@htamas: Thanks for the detailed report! Here are my immediate thoughts and reponses to your list of issues:
(1)
We didn't want to go wild with jumpered headers, so we put a number of header positions on the development board that are already shorted across with a trace on the board. The J8 and J9 headers feed the board from the regulated power supplies. Most users will just want to leave them alone and power the board in the default manner. For people who want to do something like supply a clean voltage from off-board or connect an ammeter to measure the project's power draw, the trace between the headers can be cut with a knife and a header installed, using a jumper to get back to the default configuration. If you do not cut the traces across J8 and J9, then installing a header there will only serve to prevent you from reaching the trace to cut it should you need to do so in the future. (Edited: I do not have a copy of the Nucleo hat board in question and answered based on another development board. My corrected response is in the answer to the next post, but the short answer is "sorry, we should have sent two more shunts to you.")

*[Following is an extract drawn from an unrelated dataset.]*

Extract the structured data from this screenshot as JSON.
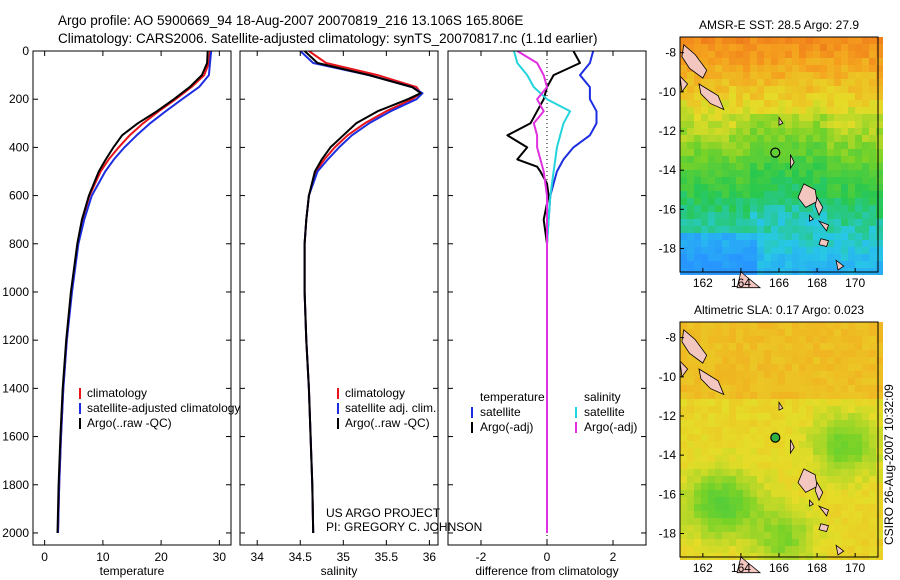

(2) I will see if we can start providing two USB cables for the projects we ship with the Nucleo boards. One cable allows the Nucleo board memory to be mounted onto the host computer as a filesystem. It is possible to do everything without that cable, but I think our Makefiles are assuming that cable is installed. I rarely have issues with USB cables except that sometimes I find that a manufacturer has supplied a charging-only cable that has no data connections.
(3) The independent vs. dependent hold violations is a lengthy issue to discuss, so I'll make a separate post about that (I have made some posts about it before, but searching Slack is a pain, so I'll do it again here and maybe it can be pinned for easier reference).
(4) I would need to ask Jeff DiCorpo whether the lack of "pass" means that the boards failed or that they weren't tested. I think it's the latter---we test enough to ensure that we're giving you some known-good chips, and won't ship you a known-bad chip. There are various reasons that a chip that passes once might not pass later, due to differences in test conditions. I would hope that that would be rare, but I could be wrong.
(5) Thanks for the pointer to the pre-built RISC-V compiler. I have had some difficulty myself getting the toolchain to compile and install correctly. It can be a royal pain.
(6) I also use symlinks for the configuration definition files, having one file per chip (and assuming it doesn't change over time); so I'll make a file name like
gpio_config_def_D3_6.py
, and
gpio_config_def.py
is then a symbolic link to the configuration for whichever chip I've got on the development board. This method ought to be described and encouraged in the documentation.